TR: You can read alone – that's the lectio divina . But it is much more stimulating to walk with someone. When I was at the Dominican convent of Santa Sabina, in Rome, we gathered every week around the biblical texts of the following Sunday. It was a source of enormous joy. The brothers were of diverse backgrounds, some had a university background, others a rich life experience and each gave something. We can have this in every parish.

LP: In these sharing groups, everyone has the impression when they arrive that they have nothing to contribute. But they all come out “full”. It's paradoxical, but other people's questions nourish me as much as their answers.

TR: It's a bit like the multiplications of the loaves recorded in the Gospels. What can we give? I don't have much to give. I share it, and many are nourished.

LP: The word of God reveals to us. If I really formulate my questions, my concerns, I reveal myself. The Bible becomes an opportunity to know my neighbor and to know myself.

TR: Loving God is almost the same as loving your brother.

When did you first feel God speaking to you through the Bible?

LP: At 14 or 15 years old, singing the meditative refrains of Taizé songs, in prayer groups. These are biblical texts.

TR: I experienced something similar when I was a student at the Benedictine school, at the liturgical office. Later, in the Dominican novitiate, I was overwhelmed by the explanation of the text of the “wedding at Cana” (John 2) : “They have no more wine! » said Mary to Jesus. Yes, this is a very important question for a novice! (Laugh…)

Today, young believers, in search of a strong identity, aspire to a faith displaying certainties. Do you understand them?

TR: I see this often. When I was a student in Paris, older brothers sometimes tried to undermine our youthful certainties. That's not how we move forward. We must understand and accept their search for truth, it is authentic. But believing in the resurrection of Christ, in his divinity, does not solve everything. It is the beginning of a path. True certainties open up spaces beyond all knowledge. Conviction does not preclude research.

LP: The very notion of certainty has nothing to do with truth. The philosopher Karl Popper said: “With my hands in my pockets, I am “certain” that I have five fingers on each of them; but if my best friend's life depended on the truth of that proposition, I might take my hands out of my pockets to check. » Certainty depends on the context, it is relative.

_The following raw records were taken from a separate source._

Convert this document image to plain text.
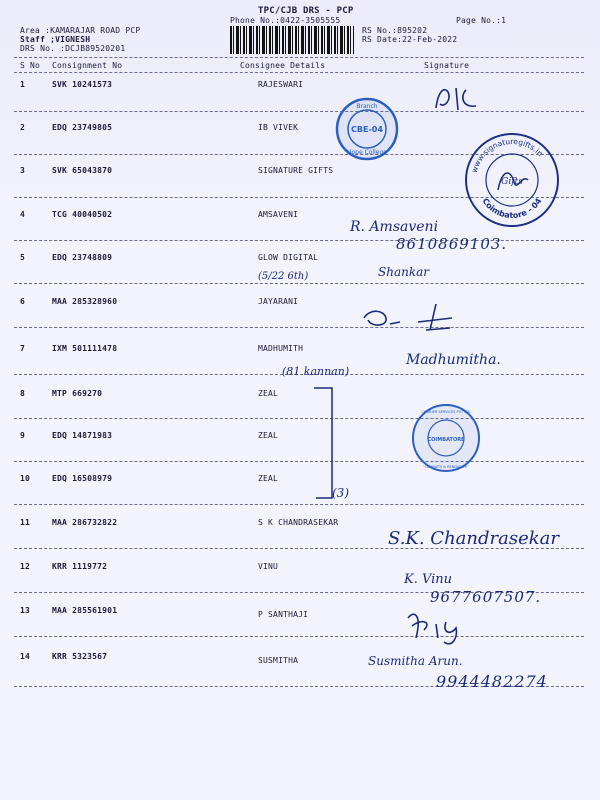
TPC/CJB DRS - PCP
Phone No.:0422-3505555	Page No.:1
Area :KAMARAJAR ROAD PCP
Staff ;VIGNESH
DRS No. :DCJB89520201
RS No.:895202
RS Date:22-Feb-2022
S No Consignment No	Consignee Details	Signature
1	SVK 10241573	RAJESWARI
2	EDQ 23749805	IB VIVEK
3	SVK 65043870	SIGNATURE GIFTS
4	TCG 40040502	AMSAVENI
5	EDQ 23748809	GLOW DIGITAL
6	MAA 285328960	JAYARANI
7	IXM 501111478	MADHUMITH
8	MTP 669270	ZEAL
9	EDQ 14871983	ZEAL
10	EDQ 16508979	ZEAL
11	MAA 286732822	S K CHANDRASEKAR
12	KRR 1119772	VINU
13	MAA 285561901	P SANTHAJI
14	KRR 5323567	SUSMITHA
CBE-04
Hope College
Branch
www.signaturegifts.in
Coimbatore - 04
Gifts
COIMBATORE
COURIER SERVICES PVT LTD
KALAMBATTI & RENDAIYERAS
R. Amsaveni
8610869103.
(5/22 6th)	Shankar
(81 kannan)
Madhumitha.
(3)
S.K. Chandrasekar
K. Vinu
9677607507.
Susmitha Arun.
9944482274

Additionally, the search for certainty can be paralyzing and prevent you from making decisions. Mature faith is based on actions inspired by faith, and not just on declared convictions. You have to give yourself the chance to grow.

Pope Francis has opened a great conversation in the Church with the synod. This raises concerns among some…

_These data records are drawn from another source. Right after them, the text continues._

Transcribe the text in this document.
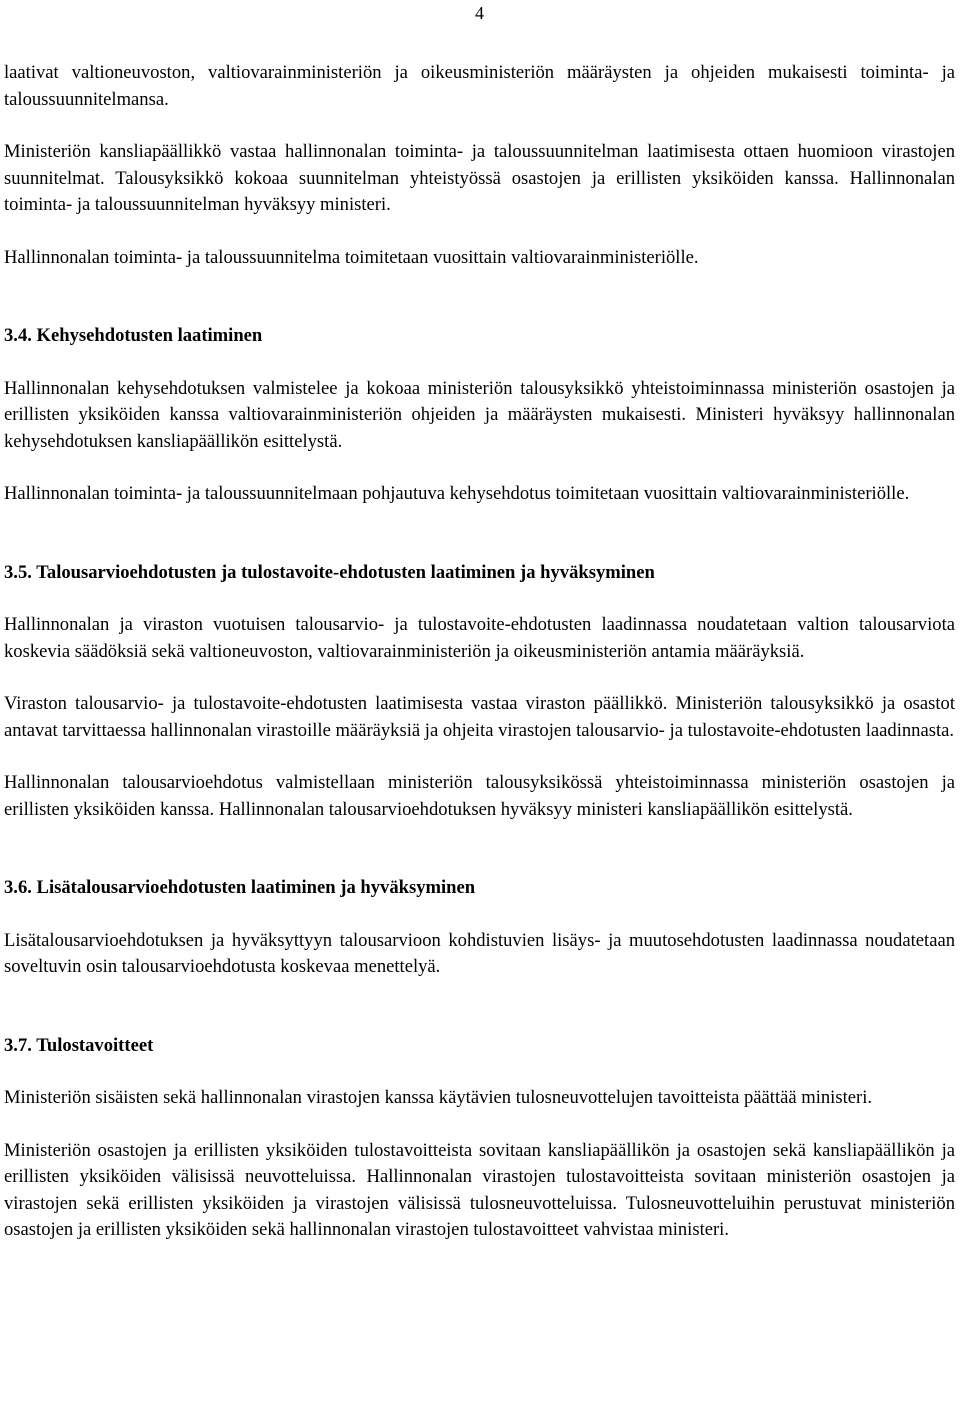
4

laativat valtioneuvoston, valtiovarainministeriön ja oikeusministeriön määräysten ja ohjeiden mukaisesti toiminta- ja taloussuunnitelmansa.

Ministeriön kansliapäällikkö vastaa hallinnonalan toiminta- ja taloussuunnitelman laatimisesta ottaen huomioon virastojen suunnitelmat. Talousyksikkö kokoaa suunnitelman yhteistyössä osastojen ja erillisten yksiköiden kanssa. Hallinnonalan toiminta- ja taloussuunnitelman hyväksyy ministeri.

Hallinnonalan toiminta- ja taloussuunnitelma toimitetaan vuosittain valtiovarainministeriölle.

3.4. Kehysehdotusten laatiminen

Hallinnonalan kehysehdotuksen valmistelee ja kokoaa ministeriön talousyksikkö yhteistoiminnassa ministeriön osastojen ja erillisten yksiköiden kanssa valtiovarainministeriön ohjeiden ja määräysten mukaisesti. Ministeri hyväksyy hallinnonalan kehysehdotuksen kansliapäällikön esittelystä.

Hallinnonalan toiminta- ja taloussuunnitelmaan pohjautuva kehysehdotus toimitetaan vuosittain valtiovarainministeriölle.

3.5. Talousarvioehdotusten ja tulostavoite-ehdotusten laatiminen ja hyväksyminen

Hallinnonalan ja viraston vuotuisen talousarvio- ja tulostavoite-ehdotusten laadinnassa noudatetaan valtion talousarviota koskevia säädöksiä sekä valtioneuvoston, valtiovarainministeriön ja oikeusministeriön antamia määräyksiä.

Viraston talousarvio- ja tulostavoite-ehdotusten laatimisesta vastaa viraston päällikkö. Ministeriön talousyksikkö ja osastot antavat tarvittaessa hallinnonalan virastoille määräyksiä ja ohjeita virastojen talousarvio- ja tulostavoite-ehdotusten laadinnasta.

Hallinnonalan talousarvioehdotus valmistellaan ministeriön talousyksikössä yhteistoiminnassa ministeriön osastojen ja erillisten yksiköiden kanssa. Hallinnonalan talousarvioehdotuksen hyväksyy ministeri kansliapäällikön esittelystä.

3.6. Lisätalousarvioehdotusten laatiminen ja hyväksyminen

Lisätalousarvioehdotuksen ja hyväksyttyyn talousarvioon kohdistuvien lisäys- ja muutosehdotusten laadinnassa noudatetaan soveltuvin osin talousarvioehdotusta koskevaa menettelyä.

3.7. Tulostavoitteet

Ministeriön sisäisten sekä hallinnonalan virastojen kanssa käytävien tulosneuvottelujen tavoitteista päättää ministeri.

Ministeriön osastojen ja erillisten yksiköiden tulostavoitteista sovitaan kansliapäällikön ja osastojen sekä kansliapäällikön ja erillisten yksiköiden välisissä neuvotteluissa. Hallinnonalan virastojen tulostavoitteista sovitaan ministeriön osastojen ja virastojen sekä erillisten yksiköiden ja virastojen välisissä tulosneuvotteluissa. Tulosneuvotteluihin perustuvat ministeriön osastojen ja erillisten yksiköiden sekä hallinnonalan virastojen tulostavoitteet vahvistaa ministeri.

TR: The great challenge of a united Church is to have conversations together. They are necessary, and pleasant (the tone of his voice becomes animated) . The challenge of the next synod, in October 2024, will be to talk to each other, not between people of the left or the right, but between Africans, Asians, Europeans…

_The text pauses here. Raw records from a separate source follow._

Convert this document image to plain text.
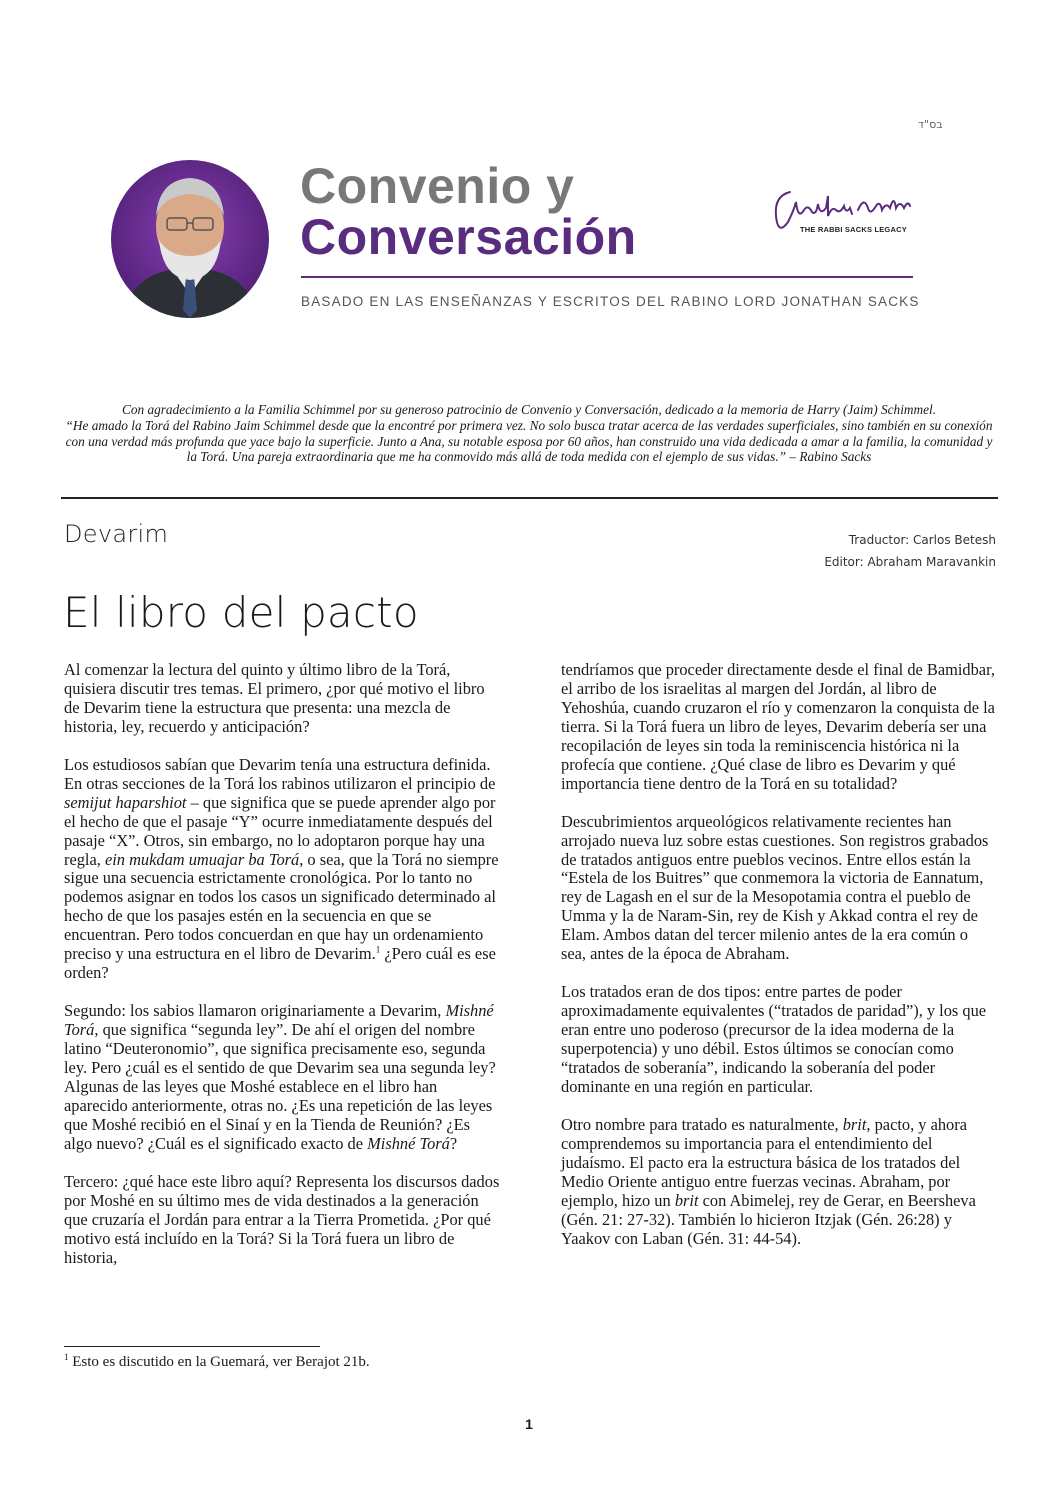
בס"ד
Convenio y
Conversación
BASADO EN LAS ENSEÑANZAS Y ESCRITOS DEL RABINO LORD JONATHAN SACKS
THE RABBI SACKS LEGACY

Con agradecimiento a la Familia Schimmel por su generoso patrocinio de Convenio y Conversación, dedicado a la memoria de Harry (Jaim) Schimmel.

“He amado la Torá del Rabino Jaim Schimmel desde que la encontré por primera vez. No solo busca tratar acerca de las verdades superficiales, sino también en su conexión con una verdad más profunda que yace bajo la superficie. Junto a Ana, su notable esposa por 60 años, han construido una vida dedicada a amar a la familia, la comunidad y la Torá. Una pareja extraordinaria que me ha conmovido más allá de toda medida con el ejemplo de sus vidas.” – Rabino Sacks

Devarim	Traductor: Carlos Betesh
Editor: Abraham Maravankin
El libro del pacto

Al comenzar la lectura del quinto y último libro de la Torá, quisiera discutir tres temas. El primero, ¿por qué motivo el libro de Devarim tiene la estructura que presenta: una mezcla de historia, ley, recuerdo y anticipación?

Los estudiosos sabían que Devarim tenía una estructura definida. En otras secciones de la Torá los rabinos utilizaron el principio de semijut haparshiot – que significa que se puede aprender algo por el hecho de que el pasaje “Y” ocurre inmediatamente después del pasaje “X”. Otros, sin embargo, no lo adoptaron porque hay una regla, ein mukdam umuajar ba Torá, o sea, que la Torá no siempre sigue una secuencia estrictamente cronológica. Por lo tanto no podemos asignar en todos los casos un significado determinado al hecho de que los pasajes estén en la secuencia en que se encuentran. Pero todos concuerdan en que hay un ordenamiento preciso y una estructura en el libro de Devarim.$^1$ ¿Pero cuál es ese orden?

Segundo: los sabios llamaron originariamente a Devarim, Mishné Torá, que significa “segunda ley”. De ahí el origen del nombre latino “Deuteronomio”, que significa precisamente eso, segunda ley. Pero ¿cuál es el sentido de que Devarim sea una segunda ley? Algunas de las leyes que Moshé establece en el libro han aparecido anteriormente, otras no. ¿Es una repetición de las leyes que Moshé recibió en el Sinaí y en la Tienda de Reunión? ¿Es algo nuevo? ¿Cuál es el significado exacto de Mishné Torá?

Tercero: ¿qué hace este libro aquí? Representa los discursos dados por Moshé en su último mes de vida destinados a la generación que cruzaría el Jordán para entrar a la Tierra Prometida. ¿Por qué motivo está incluído en la Torá? Si la Torá fuera un libro de historia,

tendríamos que proceder directamente desde el final de Bamidbar, el arribo de los israelitas al margen del Jordán, al libro de Yehoshúa, cuando cruzaron el río y comenzaron la conquista de la tierra. Si la Torá fuera un libro de leyes, Devarim debería ser una recopilación de leyes sin toda la reminiscencia histórica ni la profecía que contiene. ¿Qué clase de libro es Devarim y qué importancia tiene dentro de la Torá en su totalidad?

Descubrimientos arqueológicos relativamente recientes han arrojado nueva luz sobre estas cuestiones. Son registros grabados de tratados antiguos entre pueblos vecinos. Entre ellos están la “Estela de los Buitres” que conmemora la victoria de Eannatum, rey de Lagash en el sur de la Mesopotamia contra el pueblo de Umma y la de Naram-Sin, rey de Kish y Akkad contra el rey de Elam. Ambos datan del tercer milenio antes de la era común o sea, antes de la época de Abraham.

Los tratados eran de dos tipos: entre partes de poder aproximadamente equivalentes (“tratados de paridad”), y los que eran entre uno poderoso (precursor de la idea moderna de la superpotencia) y uno débil. Estos últimos se conocían como “tratados de soberanía”, indicando la soberanía del poder dominante en una región en particular.

Otro nombre para tratado es naturalmente, brit, pacto, y ahora comprendemos su importancia para el entendimiento del judaísmo. El pacto era la estructura básica de los tratados del Medio Oriente antiguo entre fuerzas vecinas. Abraham, por ejemplo, hizo un brit con Abimelej, rey de Gerar, en Beersheva (Gén. 21: 27-32). También lo hicieron Itzjak (Gén. 26:28) y Yaakov con Laban (Gén. 31: 44-54).

$^1$ Esto es discutido en la Guemará, ver Berajot 21b.
1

Brother Lukasz, what do you say?

LP: I live in Jerusalem, where the conflict is constant. We have no choice: we either kill ourselves or we talk to each other. The first challenge in this situation is trying to understand the other, to put yourself in their shoes. What does my enemy mean?

TR: Yes, because ultimately the differences are fertile.

What is your hope for the Church?

TR: The Pope has started something very important with the synod, and the vast majority of Catholics understand this. But we must extend the conversations to priests, who were not invited. And confront with theologians, little solicited until now, the questions which involve Tradition and the truth of our faith.

The Biography of Timothy Radcliffe

  • [1945 Born in London (United Kingdom).
  • 1965 Enters the Dominican order.
  • 1992-2000 As Master General of the Order, visits Dominican communities on five continents.
  • 2023 Preachs retreat and spiritual meditations during the first session of the Roman Synod on synodality.